On 7 October 2010, Pope Benedict XVI appointed him president of the Pontifical Council “Cor Unum”.

And there’s this: 

 The Vatican has an African cardinal leading a Vatican Congregation once again. Nigerian cardinal Francis Arrinze was Prefect of the Congregation for Divine Worship and the Discipline of the Sacraments from 2002 to 2008, while Cardinal Bernardin Gantin from Benin headed the Congregation for Bishops from 1984 to 1998.

“The Lord has given me a gift I do not deserve and it is also a call to love the Lord even more on the occasion of the Consistory; it is also a call to love the Lord more and to die for Him, for the Gospel, for the salvation of the world… I would like to thank the Holy Father for deciding to grant me this honour. However, I also see this call as having come from God; it is a call to me to lead a more priestly and Christian life. I think today’s world needs God’s people, people who live their lives in such a way that they represent God’s physical presence in the world.”
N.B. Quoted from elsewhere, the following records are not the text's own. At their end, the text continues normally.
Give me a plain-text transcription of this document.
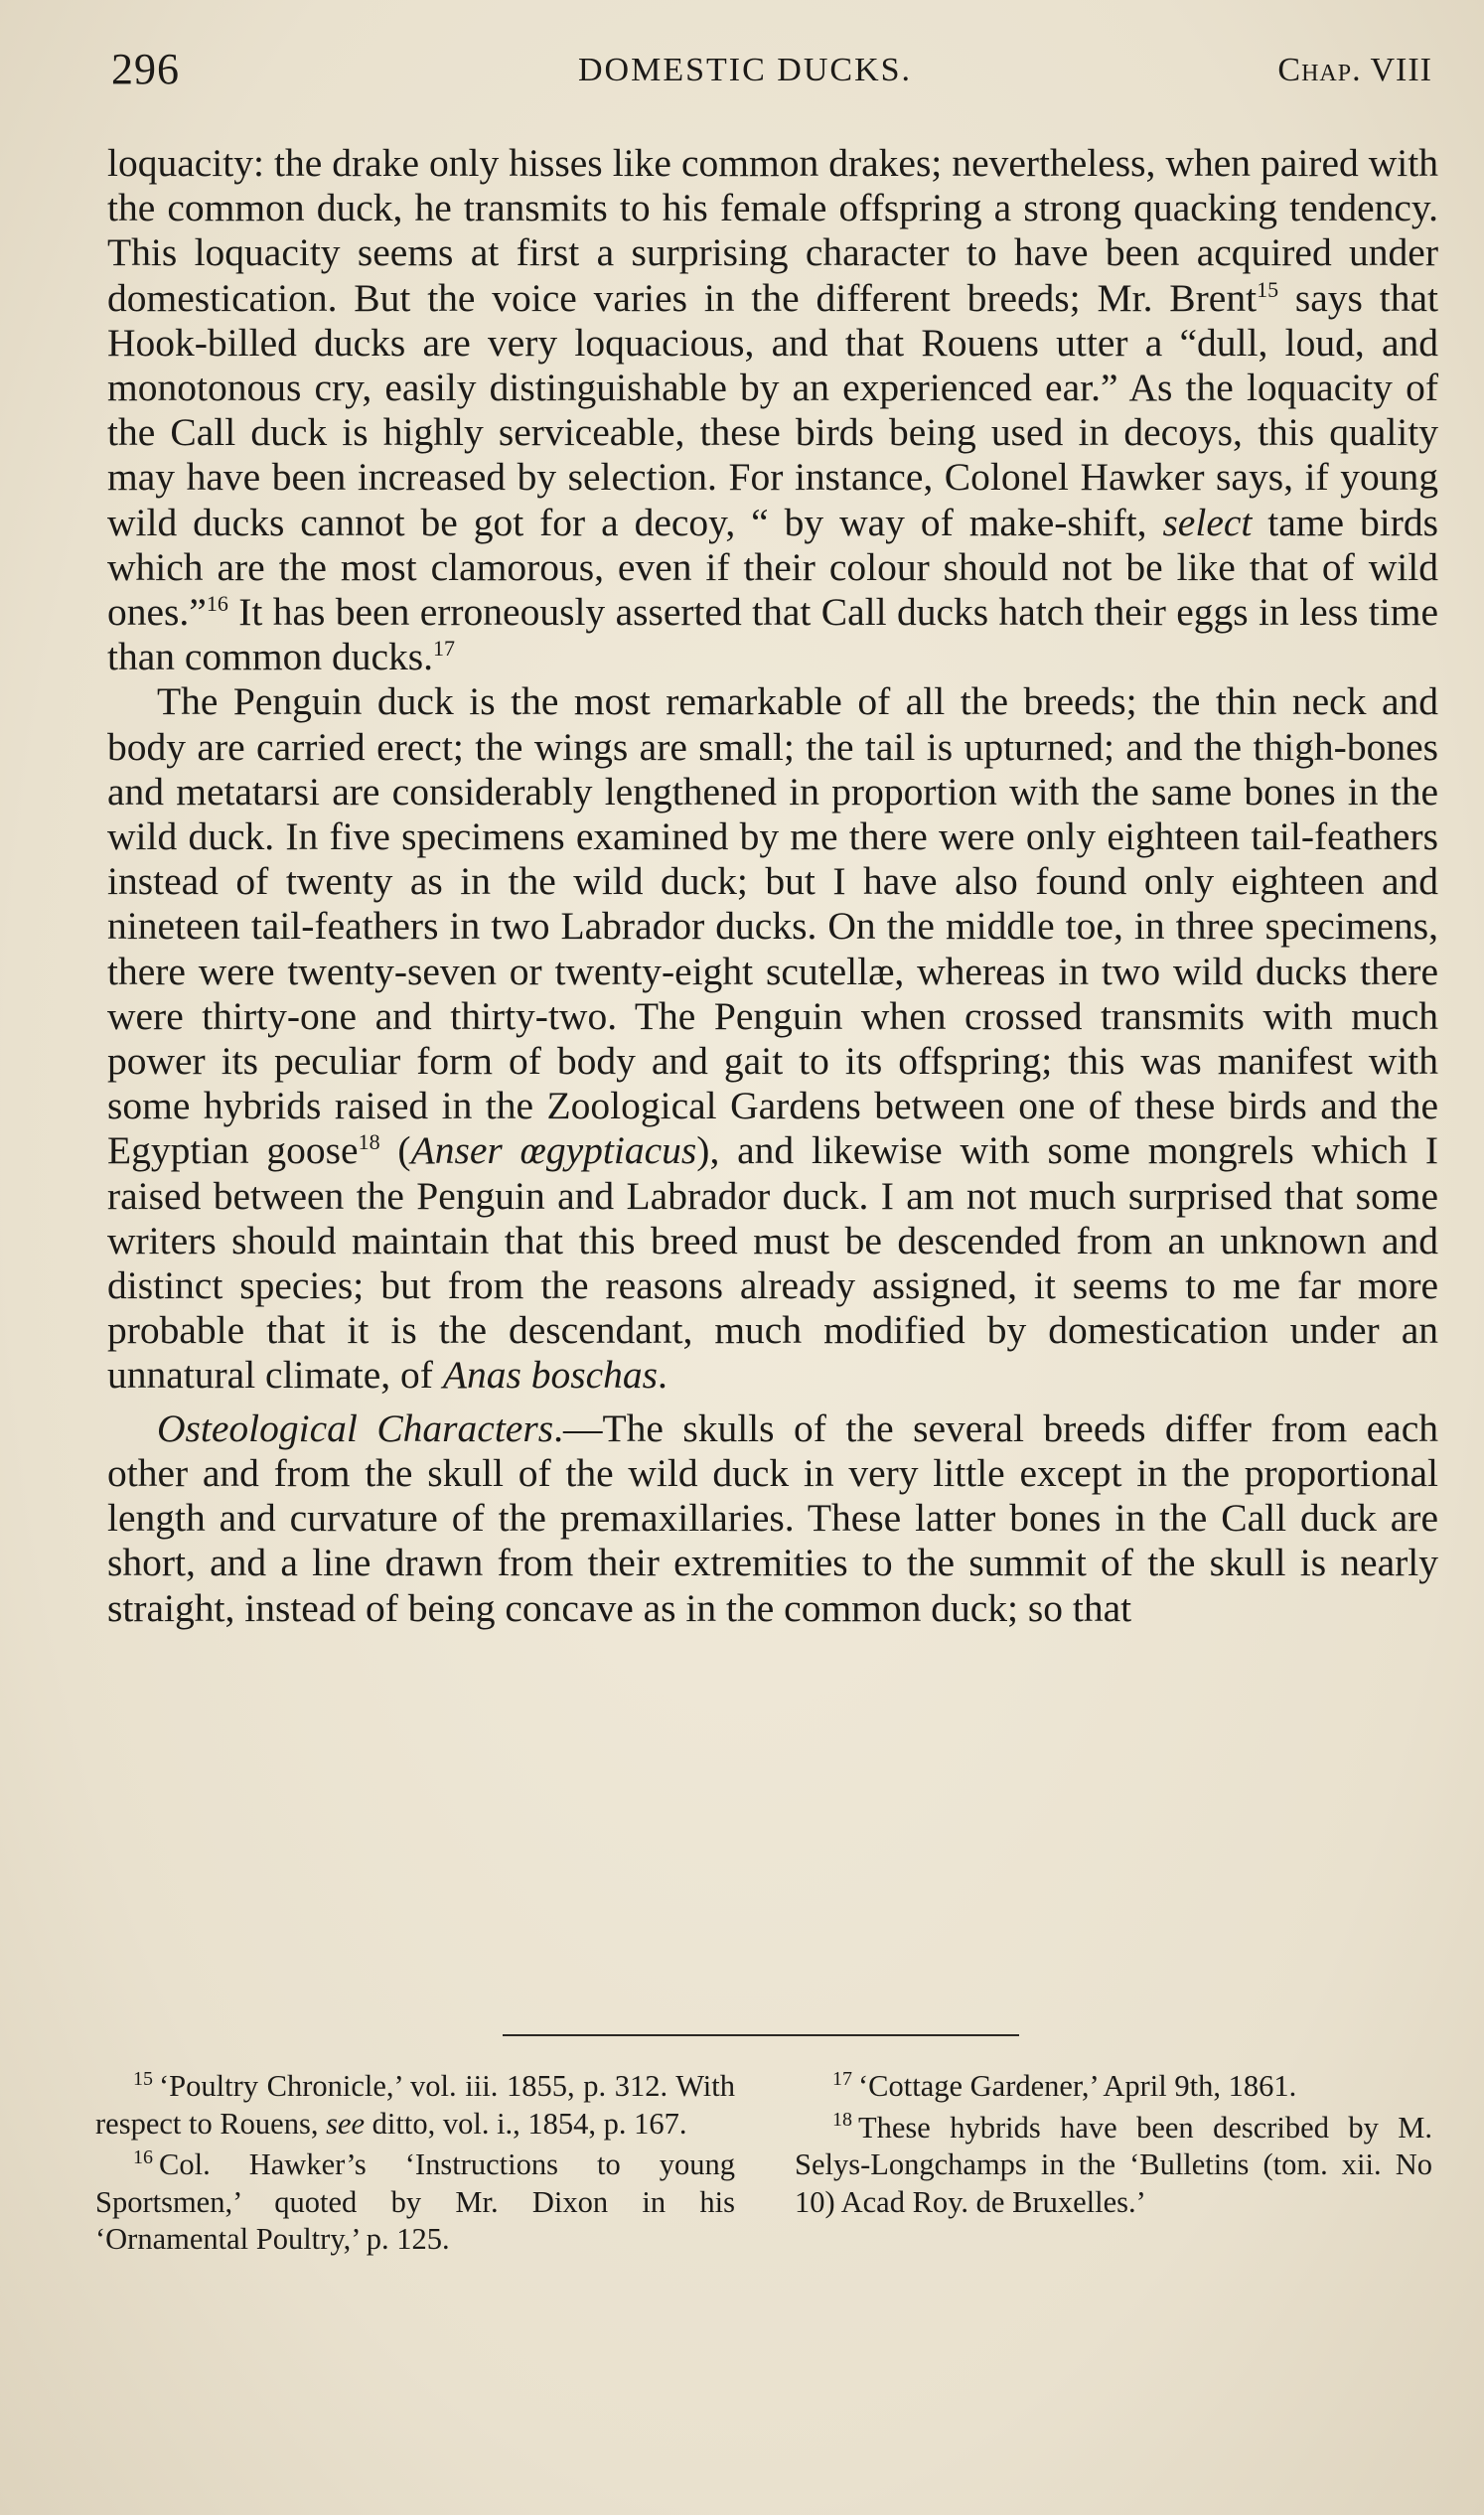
296	DOMESTIC DUCKS.	Chap. VIII

loquacity: the drake only hisses like common drakes; nevertheless, when paired with the common duck, he transmits to his female offspring a strong quacking tendency. This loquacity seems at first a surprising character to have been acquired under domestication. But the voice varies in the different breeds; Mr. Brent$^{15}$ says that Hook-billed ducks are very loquacious, and that Rouens utter a “dull, loud, and monotonous cry, easily distinguishable by an experienced ear.” As the loquacity of the Call duck is highly serviceable, these birds being used in decoys, this quality may have been increased by selection. For instance, Colonel Hawker says, if young wild ducks cannot be got for a decoy, “ by way of make-shift, select tame birds which are the most clamorous, even if their colour should not be like that of wild ones.”$^{16}$ It has been erroneously asserted that Call ducks hatch their eggs in less time than common ducks.$^{17}$

The Penguin duck is the most remarkable of all the breeds; the thin neck and body are carried erect; the wings are small; the tail is upturned; and the thigh-bones and metatarsi are considerably lengthened in proportion with the same bones in the wild duck. In five specimens examined by me there were only eighteen tail-feathers instead of twenty as in the wild duck; but I have also found only eighteen and nineteen tail-feathers in two Labrador ducks. On the middle toe, in three specimens, there were twenty-seven or twenty-eight scutellæ, whereas in two wild ducks there were thirty-one and thirty-two. The Penguin when crossed transmits with much power its peculiar form of body and gait to its offspring; this was manifest with some hybrids raised in the Zoological Gardens between one of these birds and the Egyptian goose$^{18}$ (Anser œgyptiacus), and likewise with some mongrels which I raised between the Penguin and Labrador duck. I am not much surprised that some writers should maintain that this breed must be descended from an unknown and distinct species; but from the reasons already assigned, it seems to me far more probable that it is the descendant, much modified by domestication under an unnatural climate, of Anas boschas.

Osteological Characters.—The skulls of the several breeds differ from each other and from the skull of the wild duck in very little except in the proportional length and curvature of the premaxillaries. These latter bones in the Call duck are short, and a line drawn from their extremities to the summit of the skull is nearly straight, instead of being concave as in the common duck; so that

$^{15}$ ‘Poultry Chronicle,’ vol. iii. 1855, p. 312. With respect to Rouens, see ditto, vol. i., 1854, p. 167.

$^{16}$ Col. Hawker’s ‘Instructions to young Sportsmen,’ quoted by Mr. Dixon in his ‘Ornamental Poultry,’ p. 125.

$^{17}$ ‘Cottage Gardener,’ April 9th, 1861.

$^{18}$ These hybrids have been described by M. Selys-Longchamps in the ‘Bulletins (tom. xii. No 10) Acad Roy. de Bruxelles.’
Sarah is known for his deep spirituality: In nominating him head of the Church’s liturgical dicastery, Francis has chosen a pastor with 22 years of experience leading a diocese. In recent years the new Prefect for Worship attracted a great deal of media attention  after he reminded the world that Africa was exploited by international powers and after a homily he pronounced in 2011 during an ordination ceremony for priests and deacons at the Communauté Saint-Martin in Candes. On this occasion, there was a big focus on liturgical formation and Sarah reminded pastors of their duty to faithfully announce Jesus’ teachings and urged them not to keep quiet about “serious” moral “deviations”

In an interview with Catholic news agency Zenit last 23 October, the newly-appointed Prefect of the Congregation for Divine Worship talked about the recently held Extraordinary Synod on the Family and said he did not see the question of the Eucharist for Catholics who divorce who remarry, as one of the “real important challenges that affect families today.” “The crisis of today’s family is in how the concept of marriage and family has changed” as a result of “the effects of a secular and relativistic society.” In another interview with Catholic New Agency published last month, Cardinal Sarah criticised international bodies for making financial aid dependent on the introduction of regulations based on gender ideology.

The profile of Robert Sarah, a Curia member with a long experience serving as a pastor in Africa, is rather traditional: On 24 October he had a meeting with priests taking part in the annual Roman pilgrimage of faithful that celebrate mass according to the Old Rite. Hia arrival as head of the dicastery for Worship is therefore unlikely to herald any innovations in the liturgical field.